Market stability reserve: agreement with European Parliament approved
The member states permanent representatives endorsed the informal agreement reached between Council and European Parliament representatives on the decision concerning the establishment and operation of a market stability reserve (MSR) at their meeting on 13 May 2015.
The consolidated text presented today will be reviewed by the Lawyer-Linguists and then formally adopted by the Council at one of its forthcoming meetings.
The decision, which introduces measures to tackle structural supply-demand imbalances in the EU Emissions Trading System (EU ETS) caused by a surplus of emission allowances accumulating since 2009, is an important step in the fight against climate change and paves the way for the wider review of the EU ETS.
"I am pleased that the agreement is reached and COREPER approved it today" said Kaspars Gerhards, Latvian Minister for Environment, "It was a priority for the Latvian Presidency to establish the Market Stability Reserve in order to improve the operation of the carbon market in the EU. This is certainly a success."
Aim of the MSR
In 2013 the emission allowances surplus reached approximately 2,1 billion allowances - which was partly due to the economic crisis and has significantly weakened the carbon price. Furthermore, the structural surplus is expected to remain in the system up to and beyond 2020.
The decision proposes therefore to automatically withdraw from the market a percentage of EU ETS allowances that will be placed into a reserve if the total number of allowances exceeded a certain threshold. In the opposite case, allowances will be returned to the market.
Main features of the final compromise package
- a market stability reserve will be established in 2018 and will be operational from 1 January 2019
- "backloaded" allowances (the 900 million allowances whose auctioning was postposed from the years 2014-2016 until 2019-2020) will be placed in the market reserve
- unallocated allowances will be transferred directly to the MSR in 2020 and their future usage is to be considered under the wider EU ETS review
- temporary exemption of the "10% solidarity component" of allowances from the scope of the MSR until the end of 2025
- the EU ETS review is to consider the possible use of a limited number of allowances before 2021 to supplement existing resources to promote CCS, renewables and low-carbon industrial innovation projects
- the EU ETS and MSR reviews to take into account carbon leakage and competitiveness aspects, as well employment and GDP related issues.
What is the EU ETS?
The aim of the EU ETS is to reduce greenhouse gas emissions in an economically efficient manner.

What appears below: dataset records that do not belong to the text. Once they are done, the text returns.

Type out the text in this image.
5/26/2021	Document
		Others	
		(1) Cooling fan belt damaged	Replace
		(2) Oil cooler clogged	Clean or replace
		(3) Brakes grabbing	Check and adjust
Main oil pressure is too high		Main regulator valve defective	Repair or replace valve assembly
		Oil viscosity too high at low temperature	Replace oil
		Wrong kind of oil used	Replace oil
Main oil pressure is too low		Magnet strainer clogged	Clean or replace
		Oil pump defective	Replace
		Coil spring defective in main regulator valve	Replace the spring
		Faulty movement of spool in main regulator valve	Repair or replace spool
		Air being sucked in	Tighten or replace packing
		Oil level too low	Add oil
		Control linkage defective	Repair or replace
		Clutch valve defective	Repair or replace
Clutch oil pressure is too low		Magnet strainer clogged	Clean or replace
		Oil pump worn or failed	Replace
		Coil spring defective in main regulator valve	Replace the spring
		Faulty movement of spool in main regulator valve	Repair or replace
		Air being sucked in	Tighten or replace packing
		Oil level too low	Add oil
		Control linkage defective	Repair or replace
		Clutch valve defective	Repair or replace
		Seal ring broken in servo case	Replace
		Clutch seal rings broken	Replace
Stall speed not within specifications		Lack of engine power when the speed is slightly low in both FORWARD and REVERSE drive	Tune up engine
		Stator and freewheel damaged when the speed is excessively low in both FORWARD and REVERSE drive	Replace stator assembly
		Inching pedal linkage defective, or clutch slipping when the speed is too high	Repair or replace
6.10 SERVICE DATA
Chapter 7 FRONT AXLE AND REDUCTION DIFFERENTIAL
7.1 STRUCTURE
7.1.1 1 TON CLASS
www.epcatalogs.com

The EU ETS is based on the so-called "cap-and-trade" approach: each year the EU establishes a limit (cap) for overall emissions from power plants, energy-intensive industry and commercial airlines covered by the system.
Within this limit, companies can buy and sell emission allowances as needed. Each allowance gives the holder the right to emit one tonne of CO2, the main greenhouse gas, or the equivalent amount of another greenhouse gas.
From 2013 to 2020, the cap is reduced annually by 1.74% and from 2021 onwards by 2.2%, reflecting the EU's new 2030 target for greenhouse gas emission reductions.
Altogether the EU ETS covers around 45% of total greenhouse gas emissions from the 28 EU countries.
The Commission submitted its proposal on a market stability reserve to the Council in January 2014, alongside its communication on "A policy framework for climate and energy in the period from 2020 to 2030".
In its October 2014 conclusions, the European Council agreed on the 2030 climate and energy policy framework for the European Union and endorsed a binding EU target of an at least 40% domestic reduction in greenhouse gas emissions by 2030 compared to 1990.
As regards the EU ETS, the European Council stated that a well-functioning, reformed Emissions Trading System with an instrument to stabilise the market will be the main European instrument to achieve this target and gave a number of further orientations, including on free allocation and the continuation of existing measures after 2020 to prevent the risk of carbon leakage.